6月20日(日)の「世界一の九州が始まる!」(毎週日曜朝10:15-10:30、RKB毎日放送ほかJNN系九州各局)は、廃材のイ草を用いてカラフルなアクセサリーを作り上げているユニットの活動に注目した「きらめけ!廃材アクセサリー」を放送する。RKK熊本放送製作。

熊本県八代地方は、昔から畳の材料であるイ草の名産地だ。現在も、生産量は日本一。しかし、生活様式の洋風化や景気低迷、さらに安価な輸入品に市場を占められるなどで畳の需要は減少し、生産農家も少なくなっている。

「国産のイ草の良さを広く伝えたい」。そんな思いで新たな消費を生み出したいと活動しているのが、熊本市在住の村上キミさん、田中ノリコさんの2人組「itiiti(イチイチ)」だ。

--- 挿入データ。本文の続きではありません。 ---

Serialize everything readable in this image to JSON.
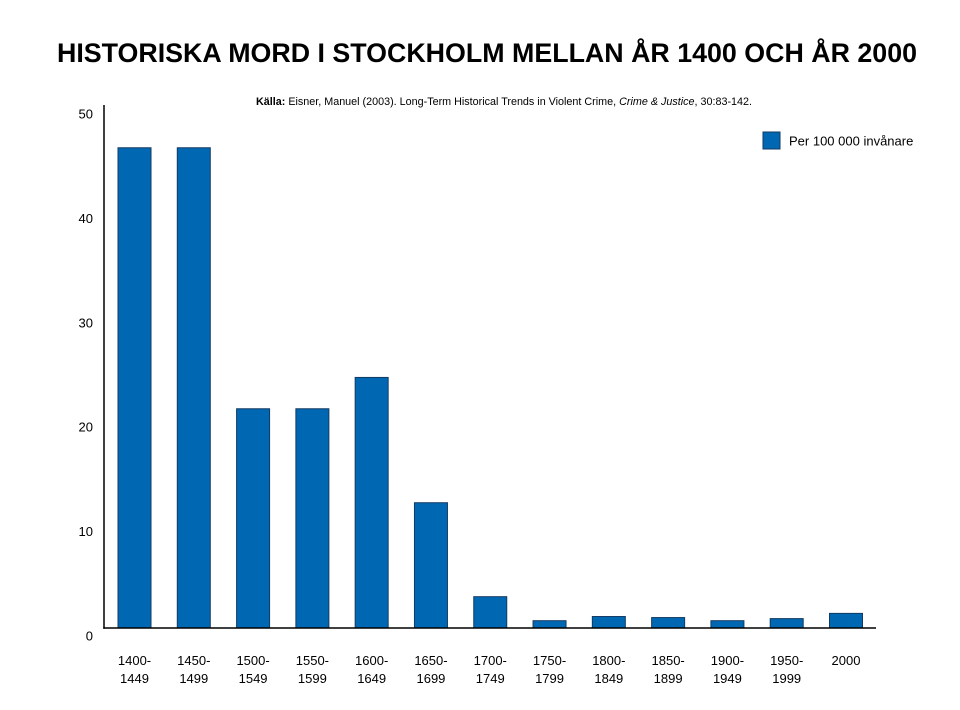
{
  "chart_data": {
    "type": "bar",
    "title": "HISTORISKA MORD I STOCKHOLM MELLAN ÅR 1400 OCH ÅR 2000",
    "source": {
      "label": "Källa:",
      "reference": "Eisner, Manuel (2003). Long-Term Historical Trends in Violent Crime,",
      "journal": "Crime & Justice",
      "pages": ", 30:83-142."
    },
    "categories": [
      [
        "1400-",
        "1449"
      ],
      [
        "1450-",
        "1499"
      ],
      [
        "1500-",
        "1549"
      ],
      [
        "1550-",
        "1599"
      ],
      [
        "1600-",
        "1649"
      ],
      [
        "1650-",
        "1699"
      ],
      [
        "1700-",
        "1749"
      ],
      [
        "1750-",
        "1799"
      ],
      [
        "1800-",
        "1849"
      ],
      [
        "1850-",
        "1899"
      ],
      [
        "1900-",
        "1949"
      ],
      [
        "1950-",
        "1999"
      ],
      [
        "2000"
      ]
    ],
    "series": [
      {
        "name": "Per 100 000 invånare",
        "values": [
          46,
          46,
          21,
          21,
          24,
          12,
          3,
          0.7,
          1.1,
          1.0,
          0.7,
          0.9,
          1.4
        ]
      }
    ],
    "yticks": [
      0,
      10,
      20,
      30,
      40,
      50
    ],
    "ylim": [
      0,
      50
    ],
    "grid": false,
    "legend": {
      "position": "top-right"
    },
    "colors": {
      "bar": "#0068b3",
      "bar_border": "#123a63",
      "axis": "#000000"
    }
  }
}
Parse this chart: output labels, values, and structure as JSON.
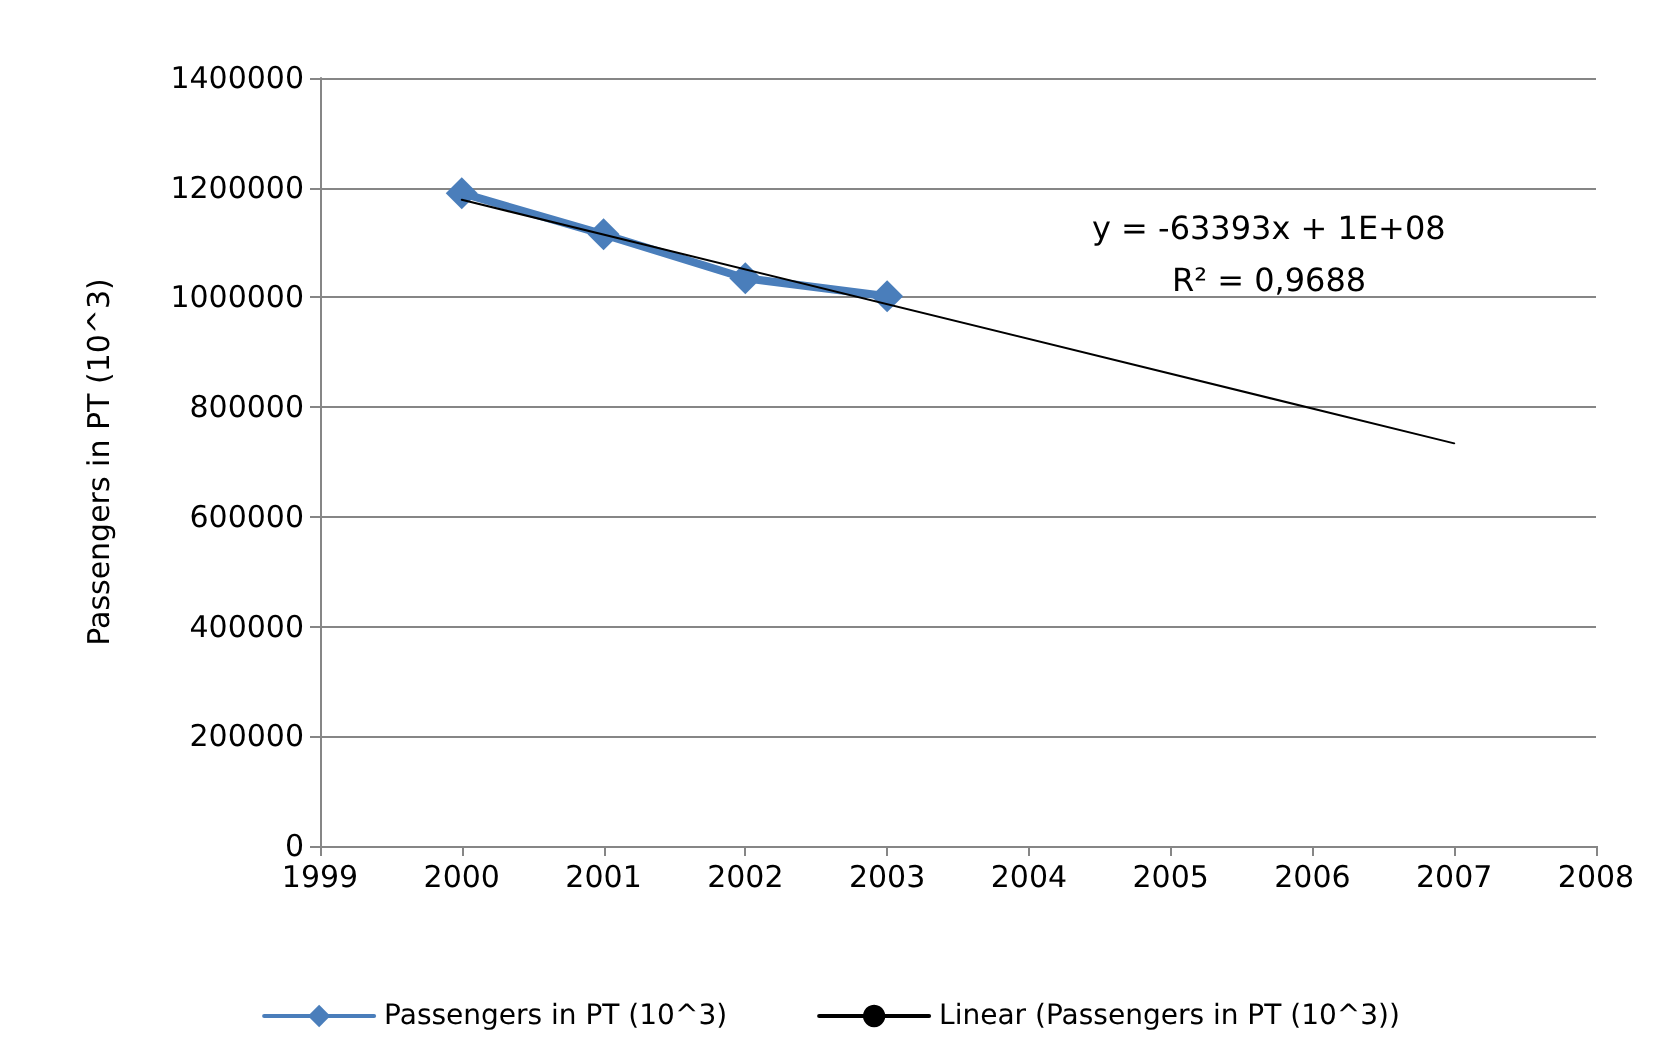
{
  "chart_data": {
    "type": "line",
    "ylabel": "Passengers in PT (10^3)",
    "x": [
      2000,
      2001,
      2002,
      2003
    ],
    "series": [
      {
        "name": "Passengers in PT (10^3)",
        "color": "#4a7ebb",
        "values": [
          1190000,
          1115000,
          1035000,
          1002000
        ]
      },
      {
        "name": "Linear (Passengers in PT (10^3))",
        "color": "#000000",
        "type": "line",
        "marker": "none",
        "x": [
          2000,
          2007
        ],
        "values": [
          1178000,
          734000
        ]
      }
    ],
    "xlim": [
      1999,
      2008
    ],
    "xticks": [
      1999,
      2000,
      2001,
      2002,
      2003,
      2004,
      2005,
      2006,
      2007,
      2008
    ],
    "ylim": [
      0,
      1400000
    ],
    "yticks": [
      0,
      200000,
      400000,
      600000,
      800000,
      1000000,
      1200000,
      1400000
    ],
    "grid": "y",
    "legend": "bottom",
    "marker": "diamond",
    "annotations": [
      "y = -63393x + 1E+08",
      "R² = 0,9688"
    ]
  }
}
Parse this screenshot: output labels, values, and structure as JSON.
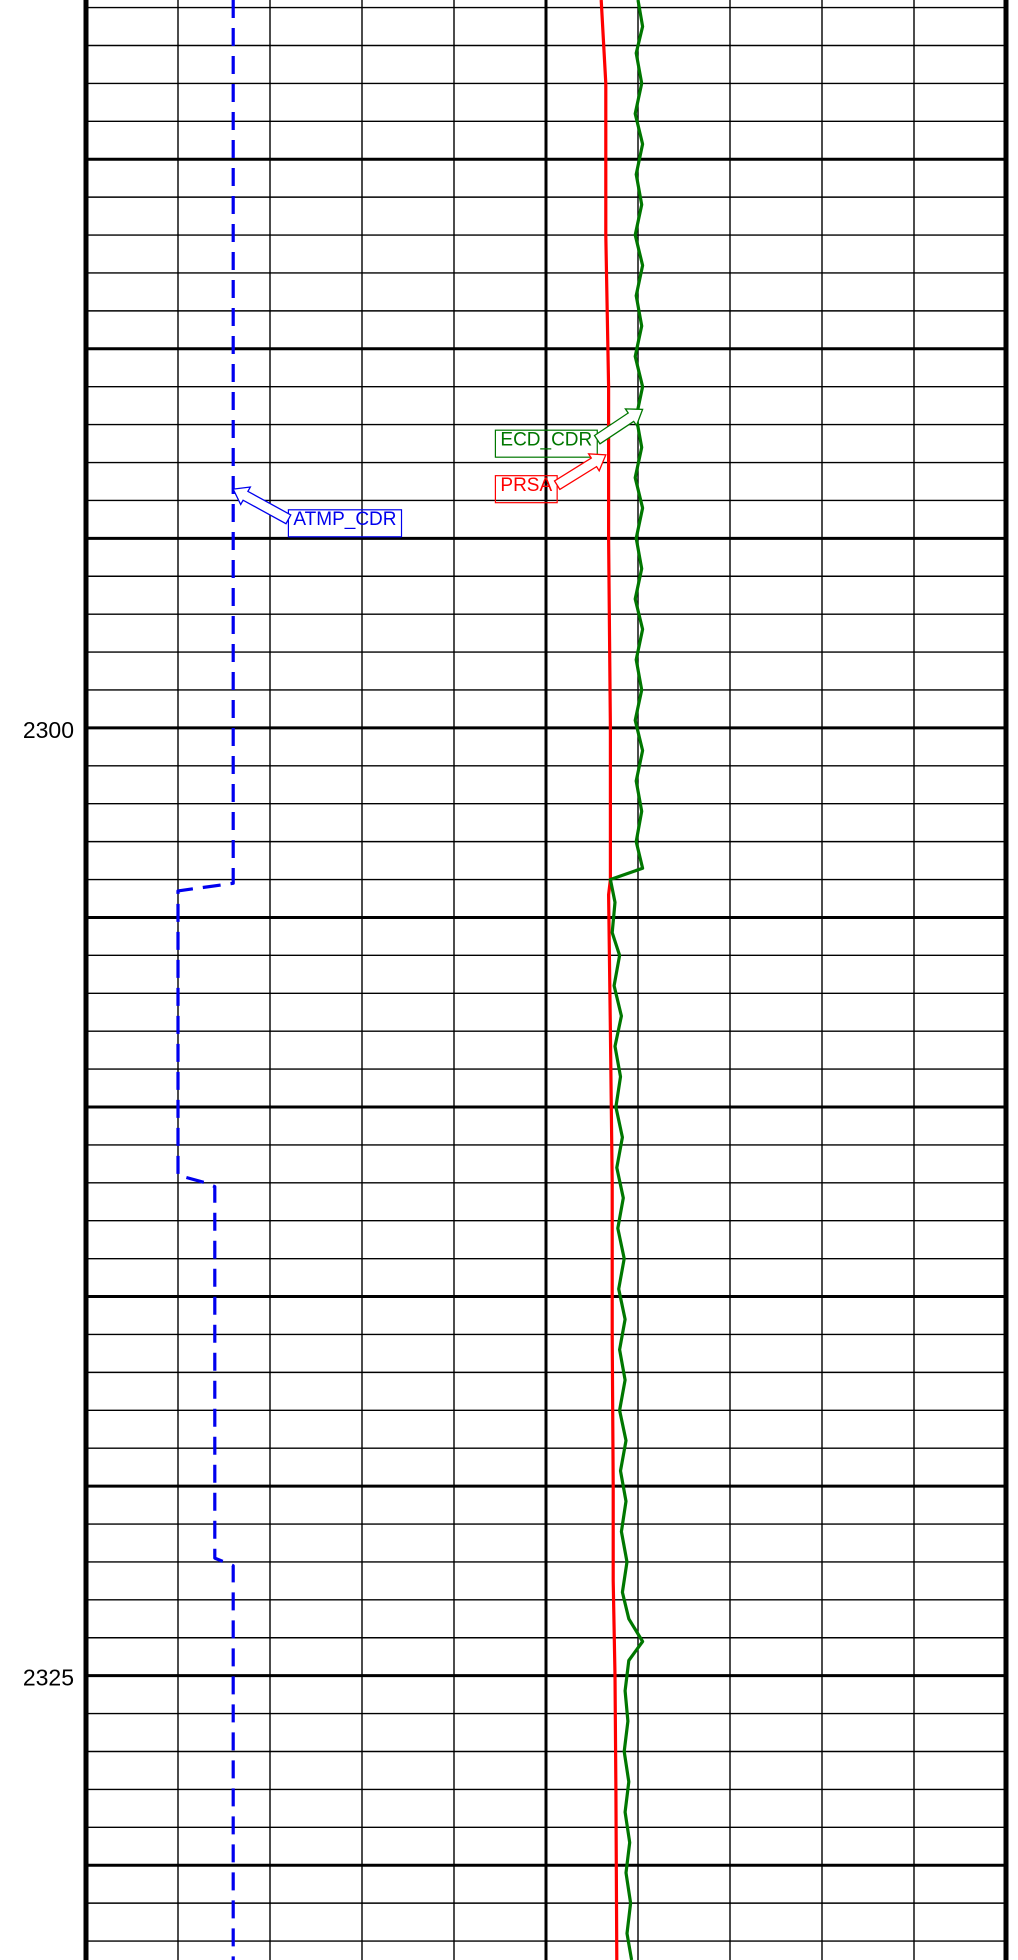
{
  "chart_data": {
    "type": "line",
    "y_axis": {
      "label": "",
      "range": [
        2280.8,
        2332.5
      ],
      "inverted": true,
      "tick_labels": [
        "2300",
        "2325"
      ],
      "tick_values": [
        2300,
        2325
      ],
      "minor_grid_step": 1,
      "major_grid_step": 5
    },
    "x_axis": {
      "label": "",
      "range": [
        0,
        10
      ],
      "divisions": 10,
      "major_divisions": [
        0,
        5,
        10
      ]
    },
    "grid": true,
    "series": [
      {
        "name": "ATMP_CDR",
        "color": "#0000ee",
        "dashed": true,
        "points": [
          [
            1.6,
            2280.8
          ],
          [
            1.6,
            2304.1
          ],
          [
            1.0,
            2304.3
          ],
          [
            1.0,
            2311.8
          ],
          [
            1.3,
            2312.0
          ],
          [
            1.4,
            2312.1
          ],
          [
            1.4,
            2321.9
          ],
          [
            1.6,
            2322.1
          ],
          [
            1.6,
            2332.5
          ]
        ]
      },
      {
        "name": "PRSA",
        "color": "#ff0000",
        "dashed": false,
        "points": [
          [
            5.6,
            2280.8
          ],
          [
            5.65,
            2283.0
          ],
          [
            5.65,
            2287.0
          ],
          [
            5.68,
            2291.0
          ],
          [
            5.68,
            2295.0
          ],
          [
            5.7,
            2300.0
          ],
          [
            5.7,
            2303.6
          ],
          [
            5.7,
            2304.0
          ],
          [
            5.68,
            2304.4
          ],
          [
            5.7,
            2308.0
          ],
          [
            5.72,
            2312.0
          ],
          [
            5.72,
            2316.0
          ],
          [
            5.73,
            2320.0
          ],
          [
            5.73,
            2322.5
          ],
          [
            5.75,
            2325.0
          ],
          [
            5.76,
            2328.0
          ],
          [
            5.77,
            2332.5
          ]
        ]
      },
      {
        "name": "ECD_CDR",
        "color": "#007700",
        "dashed": false,
        "points": [
          [
            6.0,
            2280.8
          ],
          [
            6.05,
            2281.5
          ],
          [
            5.98,
            2282.2
          ],
          [
            6.04,
            2283.0
          ],
          [
            5.97,
            2283.8
          ],
          [
            6.05,
            2284.6
          ],
          [
            5.98,
            2285.4
          ],
          [
            6.04,
            2286.2
          ],
          [
            5.97,
            2287.0
          ],
          [
            6.05,
            2287.8
          ],
          [
            5.98,
            2288.6
          ],
          [
            6.04,
            2289.4
          ],
          [
            5.97,
            2290.2
          ],
          [
            6.05,
            2291.0
          ],
          [
            5.98,
            2291.8
          ],
          [
            6.04,
            2292.6
          ],
          [
            5.97,
            2293.4
          ],
          [
            6.05,
            2294.2
          ],
          [
            5.98,
            2295.0
          ],
          [
            6.04,
            2295.8
          ],
          [
            5.97,
            2296.6
          ],
          [
            6.05,
            2297.4
          ],
          [
            5.98,
            2298.2
          ],
          [
            6.04,
            2299.0
          ],
          [
            5.97,
            2299.8
          ],
          [
            6.05,
            2300.6
          ],
          [
            5.98,
            2301.4
          ],
          [
            6.04,
            2302.2
          ],
          [
            5.98,
            2303.0
          ],
          [
            6.05,
            2303.7
          ],
          [
            5.7,
            2304.0
          ],
          [
            5.75,
            2304.6
          ],
          [
            5.72,
            2305.4
          ],
          [
            5.8,
            2306.0
          ],
          [
            5.74,
            2306.8
          ],
          [
            5.82,
            2307.6
          ],
          [
            5.75,
            2308.4
          ],
          [
            5.81,
            2309.2
          ],
          [
            5.76,
            2310.0
          ],
          [
            5.83,
            2310.8
          ],
          [
            5.77,
            2311.6
          ],
          [
            5.84,
            2312.4
          ],
          [
            5.78,
            2313.2
          ],
          [
            5.85,
            2314.0
          ],
          [
            5.79,
            2314.8
          ],
          [
            5.86,
            2315.6
          ],
          [
            5.8,
            2316.4
          ],
          [
            5.86,
            2317.2
          ],
          [
            5.8,
            2318.0
          ],
          [
            5.87,
            2318.8
          ],
          [
            5.81,
            2319.6
          ],
          [
            5.87,
            2320.4
          ],
          [
            5.82,
            2321.2
          ],
          [
            5.88,
            2322.0
          ],
          [
            5.83,
            2322.8
          ],
          [
            5.9,
            2323.5
          ],
          [
            6.05,
            2324.1
          ],
          [
            5.9,
            2324.6
          ],
          [
            5.86,
            2325.4
          ],
          [
            5.89,
            2326.2
          ],
          [
            5.85,
            2327.0
          ],
          [
            5.9,
            2327.8
          ],
          [
            5.86,
            2328.6
          ],
          [
            5.91,
            2329.4
          ],
          [
            5.87,
            2330.2
          ],
          [
            5.92,
            2331.0
          ],
          [
            5.88,
            2331.8
          ],
          [
            5.93,
            2332.5
          ]
        ]
      }
    ],
    "annotations": [
      {
        "series": "ECD_CDR",
        "text": "ECD_CDR",
        "x": 4.45,
        "y": 2292.2,
        "arrow_to": [
          6.05,
          2291.6
        ]
      },
      {
        "series": "PRSA",
        "text": "PRSA",
        "x": 4.45,
        "y": 2293.4,
        "arrow_to": [
          5.65,
          2292.8
        ]
      },
      {
        "series": "ATMP_CDR",
        "text": "ATMP_CDR",
        "x": 2.2,
        "y": 2294.3,
        "arrow_to": [
          1.6,
          2293.7
        ]
      }
    ]
  }
}
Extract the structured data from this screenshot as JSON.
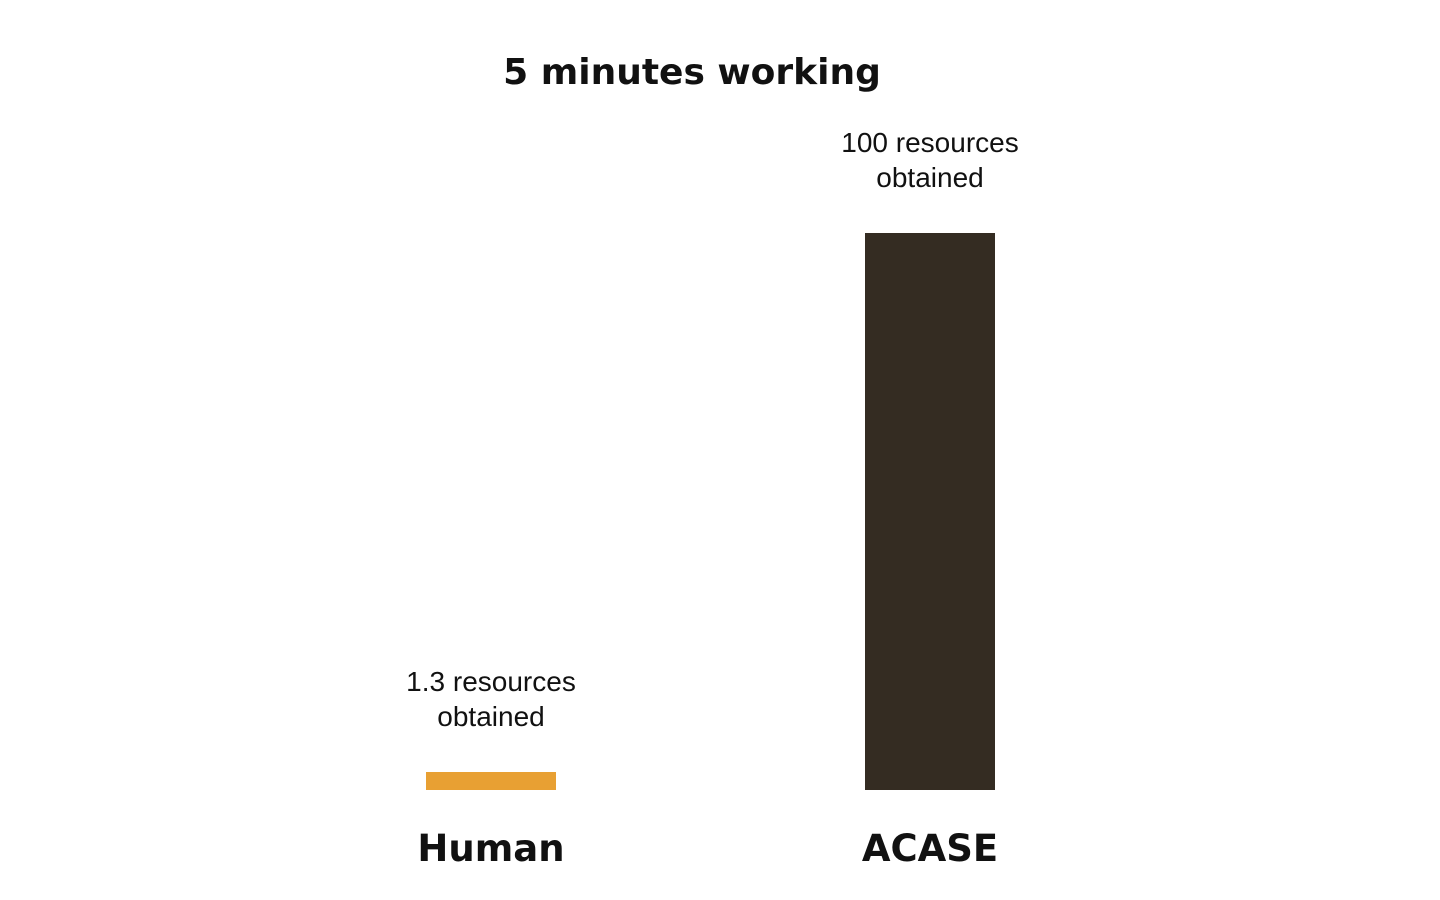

itiitiは、10年ほど前からさまざまな素材の廃材を使ったミニ家具やアクセサリーの制作に取り組んでいる。この数年は「イ草で作ったアクセサリー」が中心だ。使っているイ草は、畳に使われないもの。農家にとっては“廃棄するもの”だ。

ところが、彼女たちの手にかかれば、刻んで、紡いで、イ草が思いもよらない姿に変貌してしまう。数ミリのイ草の粒を集積させたアクセサリーになるのだ。

とても柔らかな触感でイ草の独特な香りがする。現在、10ほどのカラー展開をしながら、ネックレスやピアスなどを製品化。東京で行われたバイヤー対象の商談会での反応も上々だ。

そんな彼女たちのモノづくりに対する姿勢に興味を示した他業種からオファーが相次いでいる。

「私たちが作るアクセサリーで素材の背景を届けたい」と意気込む2人の挑戦を追う。